A week-end might not be enough to discover the unexpected beauties of Romania’s Dobrogea region. More than two days are needed to see its beauties and discover its rich past. But here’s a glimpse at Dobrogea, which is much more than its most famous region, the Danube Delta- which we will cover in a future Travel Planner article.
There are a limited number of ways to get to Dobrogea, depending on starting point. By sea, it’s pretty straightforward, choose one of the ports on the Black Sea and then finish the journey overland. From Bulgaria, cross the border at Vama Veche. Coming from Romania’s Muntenia region, the easiest way is to choose one of the two bridges crossing the Danube: Giurgeni – Vadu Oii or Fetesti – Cernavoda. The latter is the typical route to the Romanian seaside, via the A3 highway – or the Sun Highway. The option to cross the Danube with the flat boat is also available at Braila and Galati.

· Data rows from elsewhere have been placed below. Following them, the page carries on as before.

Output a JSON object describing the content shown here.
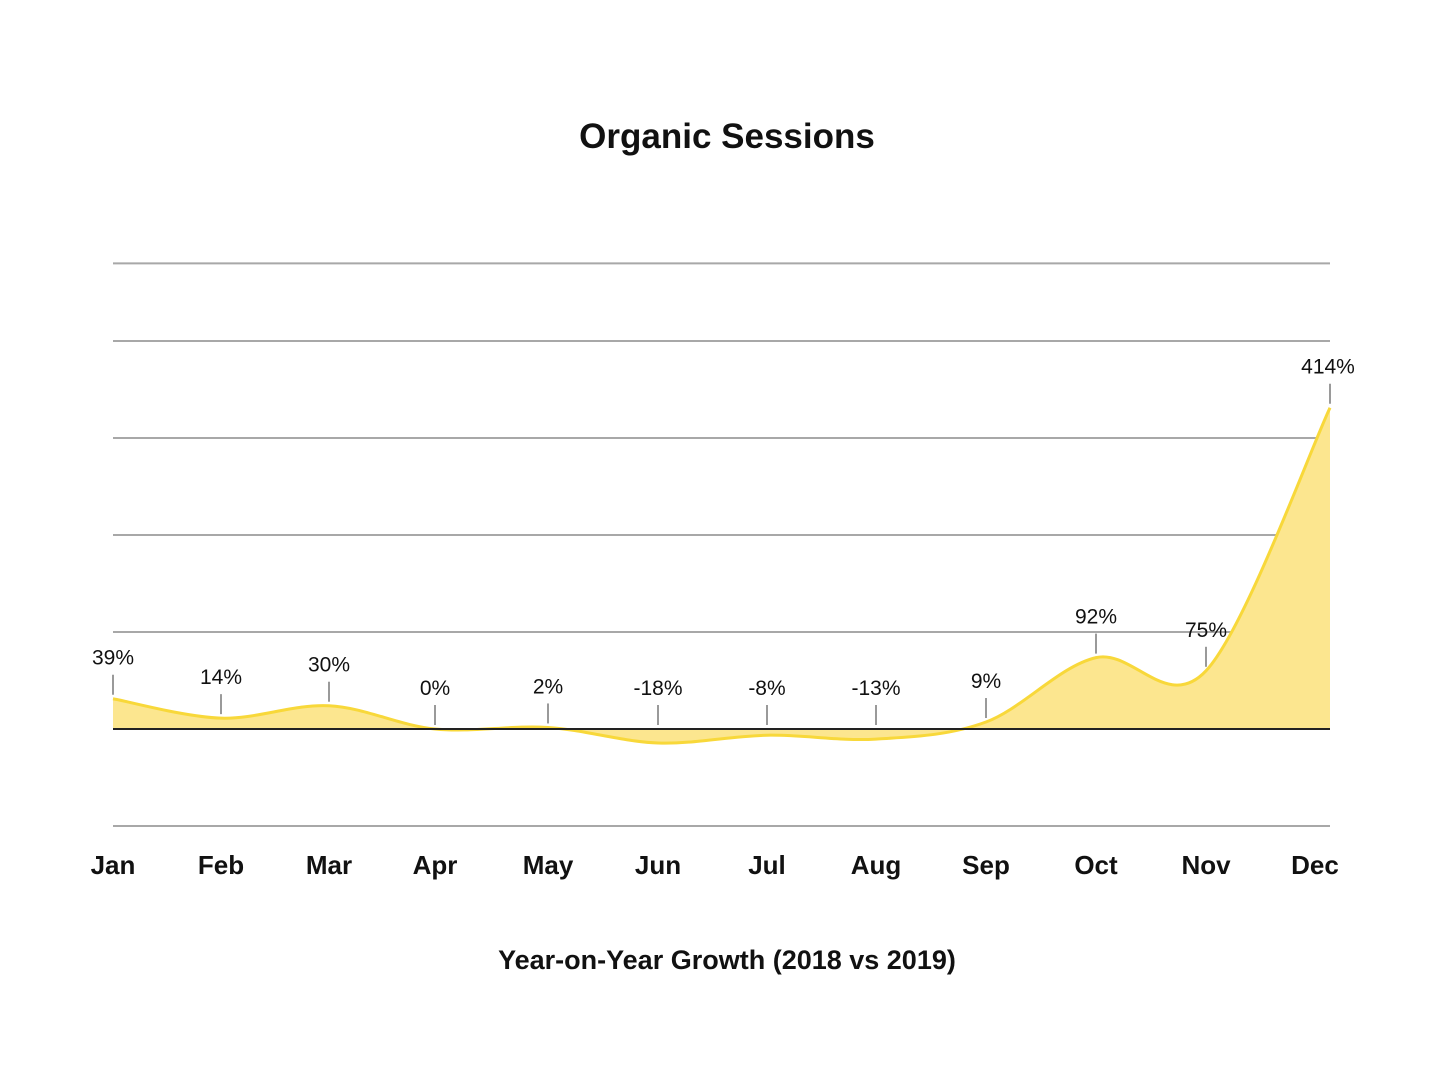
{
  "chart_data": {
    "type": "area",
    "title": "Organic Sessions",
    "xlabel": "Year-on-Year Growth (2018 vs 2019)",
    "ylabel": "",
    "categories": [
      "Jan",
      "Feb",
      "Mar",
      "Apr",
      "May",
      "Jun",
      "Jul",
      "Aug",
      "Sep",
      "Oct",
      "Nov",
      "Dec"
    ],
    "series": [
      {
        "values": [
          39,
          14,
          30,
          0,
          2,
          -18,
          -8,
          -13,
          9,
          92,
          75,
          414
        ],
        "labels": [
          "39%",
          "14%",
          "30%",
          "0%",
          "2%",
          "-18%",
          "-8%",
          "-13%",
          "9%",
          "92%",
          "75%",
          "414%"
        ]
      }
    ],
    "ylim": [
      -125,
      600
    ],
    "yticks": [
      -125,
      0,
      125,
      250,
      375,
      500,
      600
    ],
    "grid": true,
    "legend": "none",
    "colors": {
      "line": "#F8D83A",
      "fill": "#FCE68F",
      "grid": "#A8A8A8",
      "zero_line": "#222222",
      "text": "#111111"
    }
  }
}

For a nicer landscape, if driving, I would recommend taking the A3 highway until Slobozia, then going to Giurgeni, crossing the toll bridge and then driving to the mountainous area of Macin. The Dobrogei mountains are incredible and unexpected in a quite deserted, steppe area. They are old mountains, not very tall, combining beautifully with the plateau, drawing rolling shapes on the skyline. This northern part of Dobrogea is higher than the southern, and driving is more spectacular here. The roads are in good shape in most of the area, as long as you stay on national roads. If you drive a 4×4, the smaller, local roads are a must, as the discoveries will exceed expectations.
The northern Dobrogea region closer to the Danube Delta and to the sea has its charm, and driving to Tulcea from either Macin or from Babadag or Topolog will reveal picturesque villages, enormous fields, lakes here and there.
Tulcea is the gateway to the Delta. Speedboats are available to Sfantu Gheorghe and to Sulina via two of the Danube’s arms. Make sure you check the schedule of boats and most run by the state company Navrom involve you staying a night in either Sulina or Sfantu Gheorghe. On the spot, there are plenty locals offering boat trips in the Delta, but not all of them speak English.
We’ll cover the Delta more in detail in one of our future articles. Staying on the main land, accommodation is the first job. There are boarding houses in most important villages in the Dobrogea region, close to the Delta. We stayed in Mahmudia, at a newly opened place called La Felinare. We enjoyed it as it was somewhere close to nature, overlooking the Danube branch, and it gave us a good starting point for trips in the region.
Driving around the large Razim lake is recommendable, with the highlight at Enisala (in picture, above and below), where the medieval castle overlooks the lake and the hilly region from on high. Then, going further south, Jurilovca is a must. It gives access to the Dolosman cape and to the Argamum – Orgame ruins. From Jurilovca, boats across the Golovita lake are available to one of the few remaining almost unspoiled seaside spots in Romania: Gura Portitei.
The small resort, only reachable by boat, offers accommodation – tents, small houses or a more posh housing option, quietness and a very relaxed feel. On the very wild side of the beach, it’s sometimes possible to catch a glimpse of wild horses coming from the Danube Delta reservation, which starts very close by.
If you take the one and a half hour boat trip, which costs RON 30 per person per trip, go early in the morning, as the last boat returning to Jurilovca is at 20:00 and you will want at least a full day of enjoying the wilderness. Private, faster boats are also available and for larger groups, the pricing per person is better.
Another wild beach, a bit more to the south, is at Corbu. We’re yet to discover it but we’ve been told there are even fewer tourist amenities there, so make sure you pack all the needed things before you go there (and let us know how it was).
Back to Dobrogea, in the Macin area, the Natural Park Macin Mountain is worth a visit. At Niculitel, enjoy the famous locally made wine, while in Isaccea, you can even see the Ukrainian side of the Danube. The roads are unexpectedly good and the traffic is light, allowing ‘in– the–middle-of-nowehere-roads pictures.
In Tulcea, two museums are worth visiting: the Danube Delta museum with the aquarium, and the Folk Art museum, on opposite sides of an intersection downtown Tulcea.
Monasteries with strange names like Celic Dere, Saon, villages with names reminding of the Turkish occupancy – Bestepe, Sarinasuf, Ac Cadan, Enisala- thatched countryside houses with blue windows and doors, lakes with birds whose names and colors you’ll want to discover, and a recently erected forest of wind turbines taking advantage of the strong wind will accompany you in your trip to Dobrogea, the only steppe region in the European Union.